Escola Portuguesa de Macau festeja 20 anos de adaptação a realidade em mudança

Macau /
16 Abr 2018 / 05:42 H.

Vinte e quatro nacionalidades representadas em 577 alunos escolheram a Escola Portuguesa de Macau (EPM), cujo projeto educativo alia um desenho curricular português ao ensino do mandarim, numa adaptação a uma realidade em mudança.

Prestes a celebrar o 20.º aniversário, a 18 de abril, Manuel Peres Machado considerou que a EPM “cresceu muito, está muito bem integrada no meio, é reconhecida como uma escola de qualidade, e a melhor prova disso é a procura por outras comunidades residentes em Macau deste projeto educativo”.

“Numa escola não há imutabilidade, o crescimento não acabou porque a realidade de hoje é diferente da realidade de amanhã e a escola tem que saber adaptar-se, estar atenta e refletir sobre essa realidade dos alunos, dos pais e do meio”, afirmou.

A EPM tem, por isso, reforçado o ensino do português com apoios significativos.

“O número de alunos cuja língua materna não é a portuguesa tem vindo a crescer nos últimos cinco anos”, sobretudo no primeiro ano do primeiro ciclo, que tem um total de 236 alunos, disse o responsável.

Esta realidade levou à criação de um ano preparatório, no primeiro ciclo, para os alunos que não dominam o português. Este ano letivo, entraram no primeiro ano 60 alunos, 20 foram para o ano preparatório de português e dos 40 restantes “muitos não dominam bem o português e precisam de apoio suplementar”, indicou.

Além do ano preparatório e dos vários apoios ao longo do percurso escolar, a EPM desenvolve um projeto, desde 2007/2008, de ensino do português como língua estrangeira a jovens de outras escolas secundárias chinesas, em regime extra curricular e também um curso de verão.

“No início do ano, tínhamos 170 alunos [no curso de português como língua estrangeira], mas no primeiro ano há sempre algumas desistências. O curso decorre em horário extra curricular, o que é um pouco violento. No segundo e no terceiro ano, as desistências são mais residuais”, explicou.

A par do reforço da língua portuguesa, a EPM oferece, desde 2009, o ensino do mandarim, logo a partir do primeiro ciclo.

Manuel Peres Machado disse que 99% dos alunos do primeiro ciclo escolhem a via de ensino com frequência obrigatória da língua chinesa. “No secundário há uma diminuição significativa [da frequência do mandarim] que atribuo à preparação das disciplinas para os exames nacionais”.

Depois de portugueses (430 alunos) e chineses (74), são os brasileiros, angolanos, cabo-verdianos, russos e filipinos que procuram a EPM. “Estamos com 577 e para o ano tudo aponta para que cheguemos aos 600 alunos”.

“Temos mais alunos chineses, somos recetores de parte dos alunos do jardim de infância D.José da Costa Nunes, onde a realidade também se alterou, sendo mais procurado por alunos de outras nacionalidades. Antigamente, eram só quase crianças portuguesas”, afirmou.

“A EPM tem sempre presente os valores humanistas da nossa cultura.
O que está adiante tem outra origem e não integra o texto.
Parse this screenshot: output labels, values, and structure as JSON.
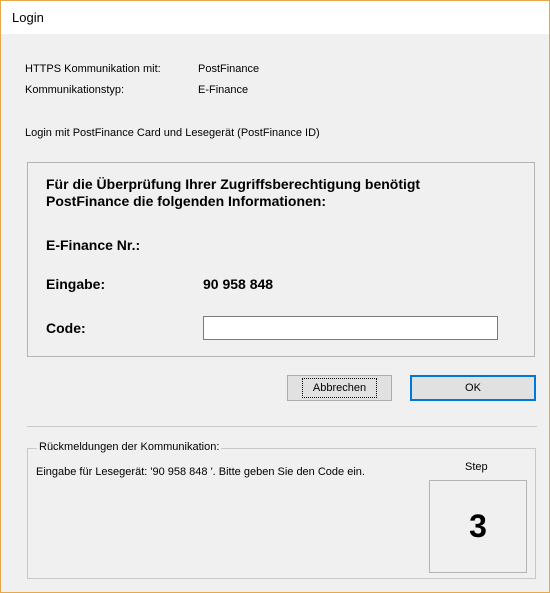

É fundamental e tem sido sempre assegurada a sua preservação e transmissão de valores de tolerância, de respeito pelo outro e pela diferença”, sublinhou o presidente da direção, considerando ser “extremamente enriquecedor para as crianças” a presença de diferentes nacionalidades na escola.

Na matriz curricular portuguesa da EPM, em tudo idêntico ao desenho curricular das escolas portuguesas, foram feitas adaptações. “No estudo do meio, história e geografia são lecionados conteúdos relacionados com Macau, juntamente com os conteúdos de Portugal”, disse, frisando que em relação às outras disciplinas são seguidos os programas portugueses, porque os alunos fazem os exames nacionais de Portugal.
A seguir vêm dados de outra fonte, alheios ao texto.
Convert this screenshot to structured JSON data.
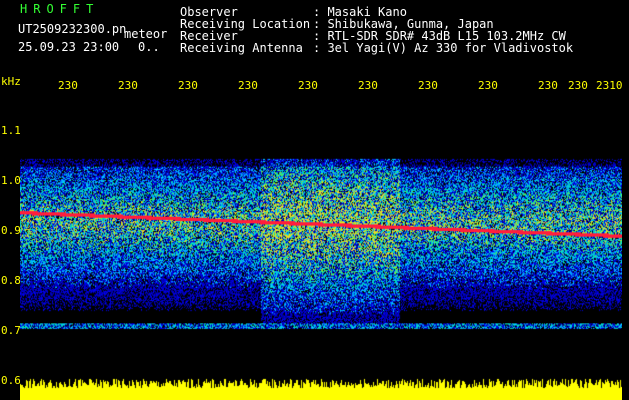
{
  "header": {
    "logo": "HROFFT",
    "filename": "UT2509232300.pn",
    "meteor_label": "meteor",
    "datetime": "25.09.23 23:00",
    "count": "0..",
    "info_rows": [
      {
        "label": "Observer",
        "value": ": Masaki Kano"
      },
      {
        "label": "Receiving Location",
        "value": ": Shibukawa, Gunma, Japan"
      },
      {
        "label": "Receiver",
        "value": ": RTL-SDR SDR# 43dB L15 103.2MHz CW"
      },
      {
        "label": "Receiving Antenna",
        "value": ": 3el Yagi(V) Az 330 for Vladivostok"
      }
    ]
  },
  "axes": {
    "y_unit": "kHz",
    "y_ticks": [
      "1.1",
      "1.0",
      "0.9",
      "0.8",
      "0.7",
      "0.6"
    ],
    "x_ticks": [
      "230",
      "230",
      "230",
      "230",
      "230",
      "230",
      "230",
      "230",
      "230",
      "230",
      "2310"
    ]
  },
  "colors": {
    "background": "#000000",
    "text": "#ffffff",
    "axis": "#ffff00",
    "logo": "#33ff33"
  }
}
“Atualmente 50% dos alunos que terminam o 12.º ano vão para Portugal, dos outros 50% uma parte fica em Macau, já com uma oferta interessante a nível de ensino superior, e outra vai para o estrangeiro, sobretudo para Austrália, Inglaterra, Suíça, Canadá e Hong Kong”.

“Toda a comunidade educativa dá grande importância ao ambiente em que vive, de modo a proporcionar aos alunos oportunidades”, considerou.

“As posições nos ‘rankings’ são boas e simpáticas, mas o mais importante é o crescimento dos alunos, temos taxas de retenção muito pequenas, a progressao é elevada e todos têm feito bons percursos universitários. Isso é que é o sucesso”, concluiu.